Located in northwest Colombia, Medellin has a population of 3.5 million. Because it is 1,476 meters (4,839 feet) above sea level, Medellin's climate is spring-like, with an average temperature of 24 degrees C (76 degrees F).

"We have flowers year-round," says Concha, noting the popularity of the Flower Fair, held every August.

Another special event is the Medellin Christmas Light Festival, which illuminates the city and the Medellin River, which crosses it. These Christmas decorations were a backdrop for Madonna's performances in November 2012.

Cathedral of St. Catherine of Alexandria, Cartagena
Cathedral of St. Catherine of Alexandria, Cartagena
Photo: Proexport Colombia

What to do in Medellin? Plaza Botero has nearly two dozen sculptures by Fernando Botero, who was born there. The city also has a Botero Museum, but it is not as large as the one in Bogota.

Other attractions include the Botanical Gardens, the National Palace, Explora Aquarium, the metro train system and the metro cable car. Shoppers will find handicrafts, textiles and clothing in this "city of fashion."

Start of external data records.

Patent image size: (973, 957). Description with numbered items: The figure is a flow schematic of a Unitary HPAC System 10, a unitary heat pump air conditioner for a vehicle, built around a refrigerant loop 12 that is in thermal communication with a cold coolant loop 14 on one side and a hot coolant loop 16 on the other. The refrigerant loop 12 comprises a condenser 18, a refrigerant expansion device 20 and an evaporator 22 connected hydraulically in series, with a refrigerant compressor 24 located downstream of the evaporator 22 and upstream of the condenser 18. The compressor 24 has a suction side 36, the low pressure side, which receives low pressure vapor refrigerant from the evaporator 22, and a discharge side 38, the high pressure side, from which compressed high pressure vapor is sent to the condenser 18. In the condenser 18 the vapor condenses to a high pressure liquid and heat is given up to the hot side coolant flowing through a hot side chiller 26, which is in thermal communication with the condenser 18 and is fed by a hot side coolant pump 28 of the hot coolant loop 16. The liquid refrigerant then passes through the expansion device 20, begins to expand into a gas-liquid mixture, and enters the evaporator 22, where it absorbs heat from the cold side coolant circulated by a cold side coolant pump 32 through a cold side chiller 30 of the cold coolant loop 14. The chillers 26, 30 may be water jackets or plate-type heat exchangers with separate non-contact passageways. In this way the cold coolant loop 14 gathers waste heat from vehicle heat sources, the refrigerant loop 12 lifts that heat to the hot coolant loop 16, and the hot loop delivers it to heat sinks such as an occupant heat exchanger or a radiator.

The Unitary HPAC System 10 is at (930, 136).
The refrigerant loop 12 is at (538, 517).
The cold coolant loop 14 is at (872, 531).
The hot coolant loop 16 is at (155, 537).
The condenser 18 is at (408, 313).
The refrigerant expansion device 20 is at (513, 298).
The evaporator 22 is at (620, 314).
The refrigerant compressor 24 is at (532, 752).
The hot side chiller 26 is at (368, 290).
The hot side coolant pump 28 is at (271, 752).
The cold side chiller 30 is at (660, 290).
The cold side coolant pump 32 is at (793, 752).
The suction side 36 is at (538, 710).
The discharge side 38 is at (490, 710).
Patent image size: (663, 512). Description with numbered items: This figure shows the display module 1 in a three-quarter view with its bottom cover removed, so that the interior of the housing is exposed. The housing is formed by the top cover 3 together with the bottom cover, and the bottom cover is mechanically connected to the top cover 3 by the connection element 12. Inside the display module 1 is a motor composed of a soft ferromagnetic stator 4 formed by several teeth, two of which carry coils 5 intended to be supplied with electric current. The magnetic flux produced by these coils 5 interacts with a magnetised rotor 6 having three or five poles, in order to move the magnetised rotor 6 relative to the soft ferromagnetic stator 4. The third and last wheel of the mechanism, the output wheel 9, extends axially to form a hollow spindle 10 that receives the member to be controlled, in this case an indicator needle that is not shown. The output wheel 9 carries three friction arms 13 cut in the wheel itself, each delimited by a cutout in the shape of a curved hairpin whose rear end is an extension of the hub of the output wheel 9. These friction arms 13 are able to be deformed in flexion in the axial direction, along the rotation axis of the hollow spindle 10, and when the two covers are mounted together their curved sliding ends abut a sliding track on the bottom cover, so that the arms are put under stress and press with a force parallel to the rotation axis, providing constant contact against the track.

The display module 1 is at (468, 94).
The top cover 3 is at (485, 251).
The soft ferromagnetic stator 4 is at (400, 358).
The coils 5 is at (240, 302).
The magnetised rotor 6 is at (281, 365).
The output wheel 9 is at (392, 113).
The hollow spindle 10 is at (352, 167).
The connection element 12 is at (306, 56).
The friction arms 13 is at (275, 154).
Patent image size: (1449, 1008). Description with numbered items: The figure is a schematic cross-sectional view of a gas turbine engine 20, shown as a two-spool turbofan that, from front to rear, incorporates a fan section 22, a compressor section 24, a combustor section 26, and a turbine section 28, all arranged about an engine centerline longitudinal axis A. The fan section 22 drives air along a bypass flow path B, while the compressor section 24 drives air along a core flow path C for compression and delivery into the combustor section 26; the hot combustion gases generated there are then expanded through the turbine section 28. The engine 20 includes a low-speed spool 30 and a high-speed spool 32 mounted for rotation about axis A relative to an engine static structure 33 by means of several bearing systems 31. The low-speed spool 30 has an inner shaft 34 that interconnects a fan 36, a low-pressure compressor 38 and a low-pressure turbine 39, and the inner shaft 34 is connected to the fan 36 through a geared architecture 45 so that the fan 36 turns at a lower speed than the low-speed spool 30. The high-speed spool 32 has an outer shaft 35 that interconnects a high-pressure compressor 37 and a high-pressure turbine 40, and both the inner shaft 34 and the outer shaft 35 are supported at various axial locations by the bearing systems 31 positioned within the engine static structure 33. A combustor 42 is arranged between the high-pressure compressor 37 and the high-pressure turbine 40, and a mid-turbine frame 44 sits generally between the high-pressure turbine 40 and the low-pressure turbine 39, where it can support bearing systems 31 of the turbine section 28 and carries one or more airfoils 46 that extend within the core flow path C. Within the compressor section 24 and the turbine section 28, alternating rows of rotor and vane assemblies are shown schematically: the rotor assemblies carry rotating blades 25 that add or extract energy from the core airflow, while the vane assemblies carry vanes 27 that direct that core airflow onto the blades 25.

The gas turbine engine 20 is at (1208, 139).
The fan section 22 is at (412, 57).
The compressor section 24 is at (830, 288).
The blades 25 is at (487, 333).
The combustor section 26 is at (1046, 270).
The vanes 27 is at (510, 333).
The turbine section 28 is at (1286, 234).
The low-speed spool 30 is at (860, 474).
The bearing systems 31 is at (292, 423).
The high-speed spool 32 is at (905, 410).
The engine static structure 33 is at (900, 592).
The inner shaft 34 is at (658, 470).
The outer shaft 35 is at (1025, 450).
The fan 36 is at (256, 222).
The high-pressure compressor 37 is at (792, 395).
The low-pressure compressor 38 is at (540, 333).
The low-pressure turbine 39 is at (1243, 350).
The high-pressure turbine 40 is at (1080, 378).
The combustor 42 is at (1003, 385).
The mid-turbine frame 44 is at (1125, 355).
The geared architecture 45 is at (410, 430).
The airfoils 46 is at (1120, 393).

A modern city with a population of one million, Cartagena de Indias is also a UNESCO World Heritage Site. You can visit the Fort of San Felipe de Barajas and take a walking tour of the historical colonial city, within the walls, during the day or night.

With nearly 6,000 hotel rooms, Cartagena attracts visitors to its music and film festivals, as well as major conferences, such as the World Economic Forum and the World Tourism Organization.

"Colombia is the best-kept secret in the world," says Alvaro Concha. He urges visitors considering a Colombia vacation to make their decision based on reality, rather than perceptions. Colombia tourism promotions also address perceptions about safety with their tag line: "The only risk is wanting to stay."